А начиналось все в том же Выборге, из которого когда-то сбежал в Петербург будущий лидер “Химеры” Эдик Старков. В том же – но уже другом: если в конце 80-х в Выборге, как и в любом другом провинциальном городе на краю империи, чувствовалась растерянность, то к середине 90-х в образовавшейся пустоте возникла новая суровая жизнь. Выборгу тех времен еще очень далеко до будущего второго места на конкурсе “Самый благоустроенный город России” – множество предприятий обанкротились, дома стояли пустыми, город заполонили наркотики, те, кто их продает, и те, кто их покупает. Шатаясь по дворам и подъездам, встраиваясь в нелегальную экономику и постигая на своей шкуре законы обновленной реальности, впитывал в себя опасную уличную энергию и поэт Леха Никонов. Правда, тогда он еще сам не знал о том, что он поэт. Тогда – до знакомства с Эдиком Старковым, уже к тому времени превратившимся в Рэтда, – он вообще многого о себе не знал.
Алексей Никонов
Я жил в провинции, но был в той среде своего рода
Илья Бортнюк
Я помню только, что Рэтд как-то сказал мне: есть офигенная группа в Выборге, мои протеже.
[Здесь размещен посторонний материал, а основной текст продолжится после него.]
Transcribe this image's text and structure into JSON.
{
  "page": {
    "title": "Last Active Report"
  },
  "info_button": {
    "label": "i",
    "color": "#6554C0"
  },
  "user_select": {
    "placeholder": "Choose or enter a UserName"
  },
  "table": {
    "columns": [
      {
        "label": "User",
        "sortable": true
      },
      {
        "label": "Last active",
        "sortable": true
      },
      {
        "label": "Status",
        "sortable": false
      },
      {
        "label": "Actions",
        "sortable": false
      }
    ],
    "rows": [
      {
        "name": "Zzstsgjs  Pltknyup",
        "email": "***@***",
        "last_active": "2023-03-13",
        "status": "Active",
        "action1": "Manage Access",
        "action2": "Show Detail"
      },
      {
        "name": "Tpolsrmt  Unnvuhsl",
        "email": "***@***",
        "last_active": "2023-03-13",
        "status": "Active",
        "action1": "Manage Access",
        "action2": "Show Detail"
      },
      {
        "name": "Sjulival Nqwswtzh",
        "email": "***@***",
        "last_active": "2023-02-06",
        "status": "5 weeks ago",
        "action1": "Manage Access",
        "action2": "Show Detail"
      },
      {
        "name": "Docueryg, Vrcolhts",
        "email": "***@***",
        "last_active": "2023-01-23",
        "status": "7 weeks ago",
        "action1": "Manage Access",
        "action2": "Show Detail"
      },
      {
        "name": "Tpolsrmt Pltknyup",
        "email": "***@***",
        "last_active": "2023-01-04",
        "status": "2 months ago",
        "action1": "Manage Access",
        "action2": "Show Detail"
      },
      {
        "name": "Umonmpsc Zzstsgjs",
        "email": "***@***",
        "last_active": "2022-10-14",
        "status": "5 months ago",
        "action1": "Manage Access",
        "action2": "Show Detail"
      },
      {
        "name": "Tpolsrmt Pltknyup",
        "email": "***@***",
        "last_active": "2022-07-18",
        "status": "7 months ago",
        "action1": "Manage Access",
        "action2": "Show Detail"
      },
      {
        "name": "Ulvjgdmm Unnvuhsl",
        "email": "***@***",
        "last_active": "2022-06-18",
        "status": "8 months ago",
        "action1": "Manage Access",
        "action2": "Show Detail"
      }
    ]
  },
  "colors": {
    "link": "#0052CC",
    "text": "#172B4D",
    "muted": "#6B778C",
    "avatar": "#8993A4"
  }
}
Не помню, под каким названием они выступали на первых концертах, равно как не помню, произвело это на меня впечатление или нет.
Виктор Волков
Поначалу Эдик Старков играл в “ПТВП” на барабанах. Но тогда времена были – каждый мог в шести группах одновременно играть. Проектов возникало очень много, но не все они преобразовывались в полноценные группы. Я помню Никонова – этот парень был явно со способностями декламатора. Как мне казалось, он очень внимательно присматривался к Эдику, учился у него.